Cost-cutting meets a sacred cow: Pharmacological savings in surgery
Cost-cutting meets a sacred cow: Pharmacological savings in surgery
Historically protected turf, the operating room is ripe for savings
From the moment patients are shaved until they awaken in the recovery room, they’re getting pumped full of pharmaceuticals: anti-emetics, anticholinergics, sedatives, anesthetics, volume replacements, hemostatics, and finally, narcotics. Many of those drugs are extremely expensive and, as one Michigan hospital found, some are unnecessary.
When the University of Michigan Health Systems in Ann Arbor embarked on a plan to bring its costs in line with other area institutions, the operating room (OR) wasn’t exempt. And as Julie Golembiewski, PharmD, can attest, significant cost-cutting can be done in hospital ORs without compromising patient safety.
Golembiewski, OR pharmacy team leader, says two main things drive up costs in operating rooms: choice of agents and waste. "We’ve tried to attack waste," she says. "We’ve tried to stress drawing up drugs only when you’re going to administer them." Golembiewski says vial size is an important issue, as well. She found that while multidose vials are cheaper in the short term, they cost more in the long run because unused doses tend to get thrown out.

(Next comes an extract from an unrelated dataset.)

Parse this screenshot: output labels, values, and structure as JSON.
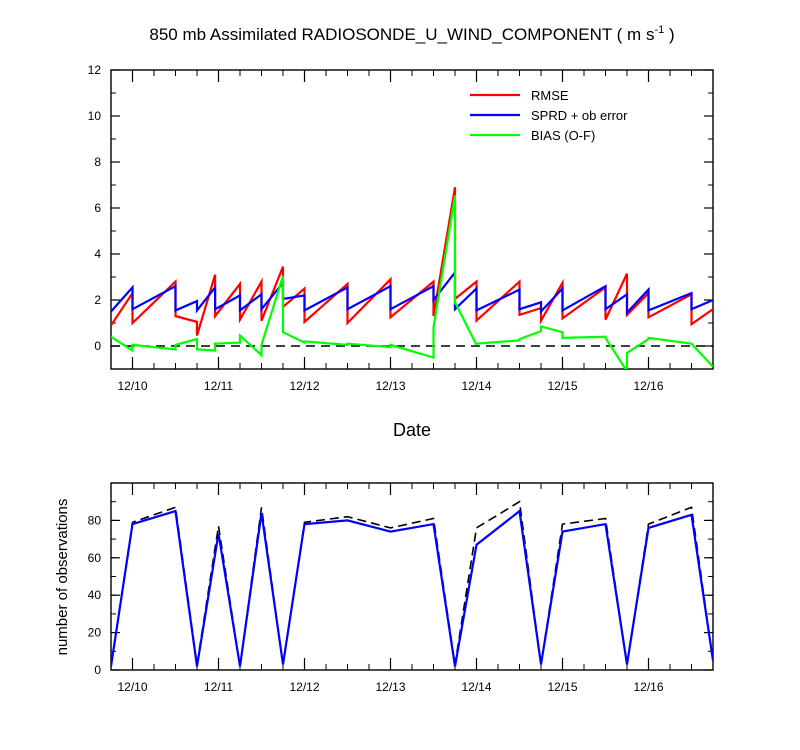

This was especially true in the case of midazolam, the hospital’s previous drug of choice for preoperative sedation. Pharmacy technicians began to notice that midazolam vials containing 5 mg of the drug — and meant to be used for a couple of patients — were either getting thrown out or returned to the pharmacy half used. "Which is why my philosophy is to use unit-of-use packages," Golembiewski says.
But the pharmacy went one step further by putting on trial Dizak, the emulsifiable diazepam solution that can be injected without pain or threat of thromboembolism. "It is now the benzodiazepine of choice," Golembiewski says. She estimates that by cutting back on midazolam use, the hospital is saving about $40,000.
Patients undergoing surgery need muscle relaxants, and Golembiewski used some deductive reasoning to find the most economical choice.
"We’re a teaching hospital," she says. "The average duration [of surgery] is three hours. So [we asked ourselves], Why are we using intermediate-acting agents which last an hour?’" There was no good answer to that question, and that led to a switch from Veracronium to the less-expensive Pancuronium. When an intermediate agent is needed, the new choice is cisatracarium.
Inhaled anesthetics aren’t often tampered with when it comes to cost-cutting, but Golembiewski says new "low-flow" technologies use less liquid drug which is subsequently turned into a volatile gas). She says the hospital instituted a "huge" education program to promote low-flow anesthesia and added that the anesthesiology chief is a zealous cost-cutter.
But the pharmacy’s OR budget was taking its biggest hit from volume replacers: fluids given postoperatively to replace blood lost through surgical cutting. And it was in albumin that Golembiewski saw a ripe target for cuts.
"I started tracking our usage of drugs and saw we were spending big money on albumin. It kept going up, by $50,000 a year.
"We were spending close to $300,000 on albumin in the operating room," she says. "We were just giving it out like water."
Golembiewski says the free flow of albumin was stanched primarily by educating residents on its proper use. "There were lots of misconceptions among faculty that albumin was better to give than Hetastarch, but it depends on [a patient’s] needs." Golembiewski says in some cases a simple (and cheap) crystalloid solution such as Lactated Ringer’s can be just as effective as albumin.
If a colloid solution is necessary, Hetastarch is about half the price of albumin — although it does have a dose-limiting side effect of bleeding. And some patients benefit more from albumin than others. Golembiewski says cardiovascular surgeons and neurosurgeons argued vigorously to use albumin for some patients; she added that Hetastarch isn’t appropriate for some transplant patients either.
Still, the OR saw a "tremendous drop" in the use of albumin. "In eight months, time costs have dropped $107,000," she says. That projects out to an annual savings of about $160,000.
Some cost-cutting measures were less successful. Golembiewski says the pharmacy tried to find alternatives to Oxicel, a topical hemostatic, but surgeons balked at replacing the cellulose product.
"The consistency is very unique. Surgeons are very comfortable with it," Golembiewski says. Unfortunately, it costs almost $50 a vial. Alternatives to Gelfoam didn’t work either.
Painkillers and antibiotics aren’t much of a cost issue in the OR, Golembiewski says. She remembers working at one hospital in Nebraska in which regular post-op prophylaxis entailed use of a third-generation cephalosporin. "I was appalled," she says. The University of Michigan protocol calls for cheap cefazolin.
As for narcotics, morphine and fentanyl are the workhorses, she says. Neither is expensive.
Golembiewski says the entire OR staff is committed to keeping costs under control, with physicians often asking for price sheets on drugs. But in other institutions, she says, colleagues tell her that when it comes to cutting costs, the OR remains, to some extent, a sacred cow.